Table 1 shows the absolute thresholds of the signal and the individual results from the first two phases of the experiment. If the system were linear, then it would be expected that the difference between the levels of M1 required to mask the 10 and 40 dB sensation-level signals would be 30 dB. Although this is approximately the case for L4, the difference is greater for the other listeners and almost 60 dB for L5. Differences in level growth between a forward masker and a signal have been investigated in previous studies and can be generally well accounted for by a combination of internal noise and the effects of the compressive nonlinearity in the peripheral auditory system (Plack and Oxenham, 1998; Plack et al., 2002). Internal noise may reduce the masker level required for the low-level signal, because the internal noise contributes part of the effect required to mask the signal. This is especially true when there is compression at low levels: the more the signal is compressed, the closer in level is the internal representation of the signal to the noise floor and, hence, the greater the contribution of the noise floor to masking. A differential effect of compression on the masker and signal also leads to nonlinear growth. For example, if the masker is compressed more than the signal, then a given increase in physical masker level will require a smaller increase in physical signal level to maintain the same detectability. Because of the effects of compression, small individual differences in nonlinearity can lead to large individual differences in masked threshold.

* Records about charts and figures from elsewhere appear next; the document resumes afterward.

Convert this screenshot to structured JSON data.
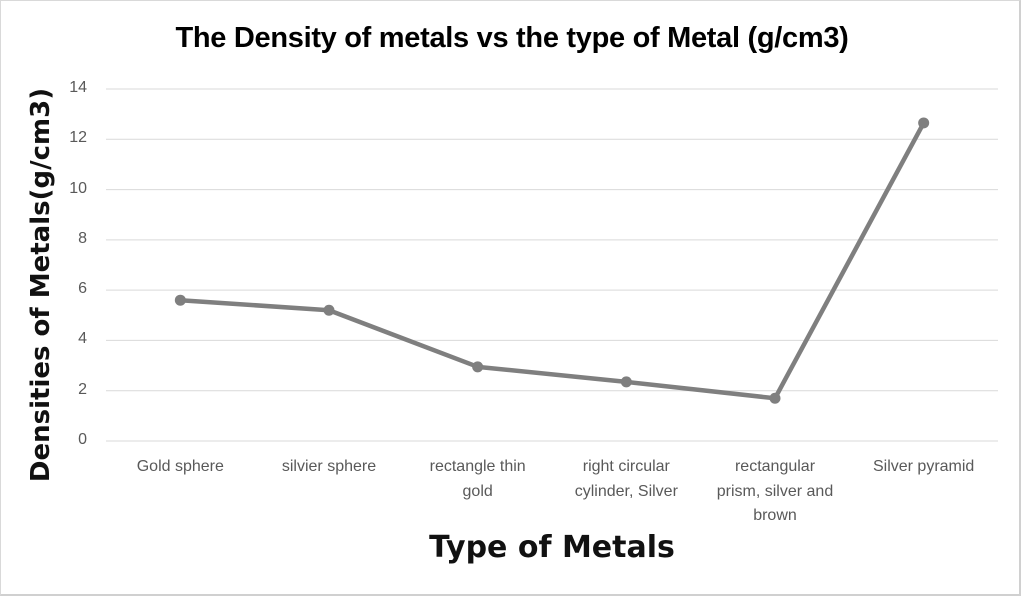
{
  "chart_data": {
    "type": "line",
    "title": "The Density of metals vs the type of Metal (g/cm3)",
    "xlabel": "Type of Metals",
    "ylabel": "Densities of Metals(g/cm3)",
    "categories": [
      "Gold sphere",
      "silvier sphere",
      "rectangle thin gold",
      "right circular cylinder, Silver",
      "rectangular prism, silver and brown",
      "Silver pyramid"
    ],
    "category_lines": [
      [
        "Gold sphere"
      ],
      [
        "silvier sphere"
      ],
      [
        "rectangle thin",
        "gold"
      ],
      [
        "right circular",
        "cylinder, Silver"
      ],
      [
        "rectangular",
        "prism, silver and",
        "brown"
      ],
      [
        "Silver pyramid"
      ]
    ],
    "series": [
      {
        "name": "Density",
        "values": [
          5.6,
          5.2,
          2.95,
          2.35,
          1.7,
          12.65
        ],
        "color": "#7f7f7f"
      }
    ],
    "ylim": [
      0,
      14
    ],
    "yticks": [
      "0",
      "2",
      "4",
      "6",
      "8",
      "10",
      "12",
      "14"
    ],
    "grid": true,
    "legend": "none"
  },
  "colors": {
    "line": "#7f7f7f",
    "grid": "#d9d9d9",
    "tick_text": "#595959"
  }
}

The results from phase 3 are shown in Figure 2A (low-level conditions) and Figure 2B (medium-level conditions). Signal thresholds are plotted as a function of the level of M2 relative to its threshold in the presence of M1. A sensation level of 0 dB refers to an M2 level that was at threshold in the combined-masker condition (as determined in phase 2). In each plot, the signal threshold for M1 alone (M1 level was fixed for each overall level condition) is indicated by the horizontal dotted line. The amount of additional masking produced by M2 is indicated by the difference between the horizontal dotted line and the filled symbols.

Figure 2

The individual results of phase 3 of the experiment. The results are shown separately for the low-level (A) and medium-level (B) conditions. Signal threshold is plotted as a function of the level of M2 relative to it smasked threshold in the presence (more ...)

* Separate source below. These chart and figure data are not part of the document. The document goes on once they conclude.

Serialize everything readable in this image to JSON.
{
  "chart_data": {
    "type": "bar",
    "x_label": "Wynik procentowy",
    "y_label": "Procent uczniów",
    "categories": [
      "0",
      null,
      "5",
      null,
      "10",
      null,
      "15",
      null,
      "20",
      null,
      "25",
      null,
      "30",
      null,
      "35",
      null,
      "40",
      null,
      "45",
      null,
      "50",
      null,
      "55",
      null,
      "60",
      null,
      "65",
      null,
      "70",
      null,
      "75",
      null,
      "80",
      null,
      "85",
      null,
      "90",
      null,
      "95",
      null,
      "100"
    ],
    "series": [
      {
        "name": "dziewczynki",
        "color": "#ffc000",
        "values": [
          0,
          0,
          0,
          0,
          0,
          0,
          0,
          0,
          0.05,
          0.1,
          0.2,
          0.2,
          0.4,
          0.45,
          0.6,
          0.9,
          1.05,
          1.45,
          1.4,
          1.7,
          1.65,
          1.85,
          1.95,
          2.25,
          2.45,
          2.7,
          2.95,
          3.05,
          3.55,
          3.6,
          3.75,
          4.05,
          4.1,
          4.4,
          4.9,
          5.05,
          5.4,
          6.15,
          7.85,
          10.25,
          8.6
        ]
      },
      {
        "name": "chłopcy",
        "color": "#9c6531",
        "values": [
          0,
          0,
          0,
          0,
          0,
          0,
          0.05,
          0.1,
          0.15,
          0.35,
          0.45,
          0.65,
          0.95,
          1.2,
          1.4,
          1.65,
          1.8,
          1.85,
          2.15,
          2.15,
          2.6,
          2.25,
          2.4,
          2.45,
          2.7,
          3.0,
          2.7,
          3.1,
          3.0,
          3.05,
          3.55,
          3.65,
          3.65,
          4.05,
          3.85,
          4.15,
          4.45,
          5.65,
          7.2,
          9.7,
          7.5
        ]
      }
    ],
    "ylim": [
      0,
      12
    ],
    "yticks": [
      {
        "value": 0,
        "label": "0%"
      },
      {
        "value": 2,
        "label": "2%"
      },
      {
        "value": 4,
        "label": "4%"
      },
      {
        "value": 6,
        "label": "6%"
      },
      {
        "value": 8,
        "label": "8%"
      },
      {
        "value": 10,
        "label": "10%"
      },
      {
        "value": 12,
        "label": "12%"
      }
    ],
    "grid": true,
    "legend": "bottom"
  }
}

In the medium-level conditions (Fig. 2B), across all levels of M2, the effect of combining the two maskers was usually much greater than their individual effects. The addition of M2 to M1 produced a substantial increase in masking even when M2 was below its own masked threshold. The increase in masking found with both maskers present was not as marked in the low-level conditions (Fig. 2A). Combined-masker thresholds for most listeners were close to those found for M1 alone for the lower M2 levels (and close for all M2 levels for listeners L3 and L4). Thus, the subthreshold masking effects appear to be much stronger at medium levels than at low levels, although in both cases, the effect of two maskers was usually greater than that of one alone (the exception being L3 at low levels).

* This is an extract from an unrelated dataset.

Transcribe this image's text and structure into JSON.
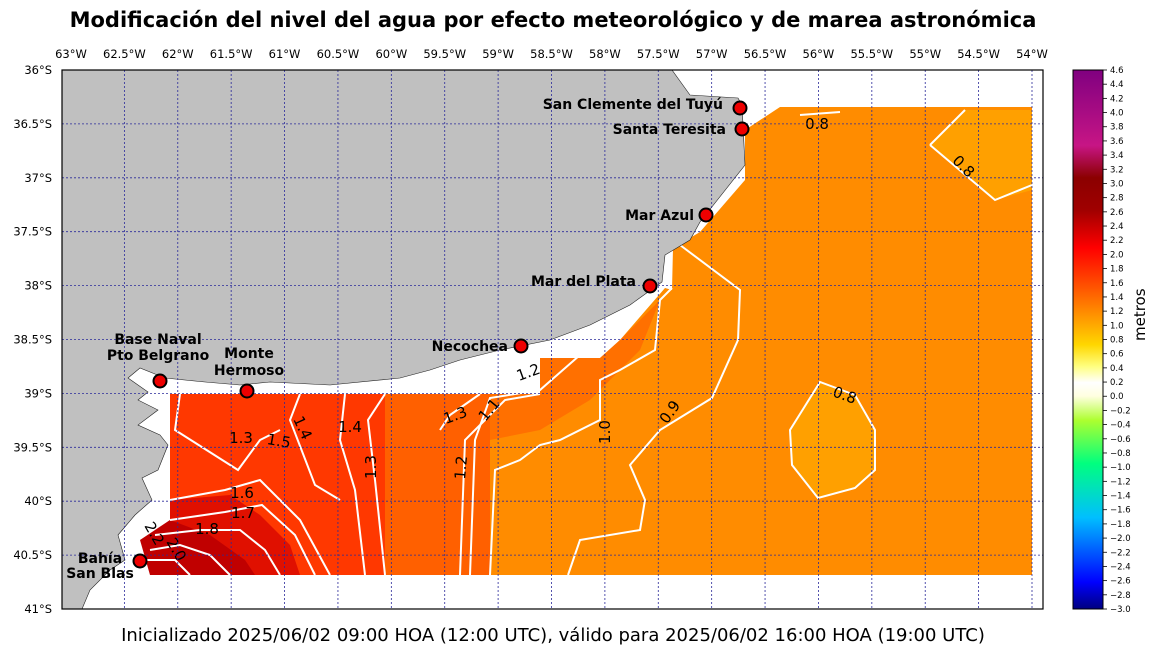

Threshold here is defined (arbitrarily) as the level that gives 71% correct performance on the discrimination task. To provide a more rigorous test of whether M2 was detectable, independent of any specific threshold criterion, an analysis of the individual trials of the adaptive tracks from phase 2 was used to construct psychometric functions for the detection of M2 in the presence of M1. Percentage correct values were converted into measures of the detectability index, d′ (Elliot, 1964; Hacker and Ratcliff, 1979). These functions are shown in Figure 3. For the medium-level conditions, for four of the five listeners (L2, L3, L4, and L5), detection of M2 was effectively at chance (33% correct) when M2 was at a sensation level of -8 dB or less during an adaptive track. For these four listeners, linear fits to plots of d′ against M2 sensation level had d′= 0 (chance performance) intercepts ranging from -7.8 to -2.0 dB. Thus, at sensation levels of -9 and -12 dB, M2 was completely inaudible, yet it still made a substantial contribution to masking when combined with M1 (mean threshold increase of 7.1 dB).

Figure 3

Individual psychometric functions derived from the adaptive tracks of phase 2 of the experiment, for the low-level (A) and medium-level (B) conditions. The detectability index, d′, for the detection of M2 in the presence of M1 is plotted against (more ...)

Linear-summation model

To test the hypothesis that the summation of the masking effects is a linear process, thresholds from phase 3 were simulated using a computational model of auditory processing. The model was similar to that used in previous studies to model forward masking and the additivity of nonsimultaneous maskers (Penner, 1980; Plack and O’Hanlon, 2003). The model assumes that the responses to the maskers and the signal are combined at some stage in the auditory system, although an advantage of the present approach is that it is not necessary to specify the nature of the combinatorial mechanism or how the temporal response declines over time. Hence, because the temporal locations of the maskers and signals in this experiment remained constant, it was not necessary to include a time parameter in the simulations. The temporal parameters of forward masking have been dealt with in previous studies (Plack and Oxenham, 1998).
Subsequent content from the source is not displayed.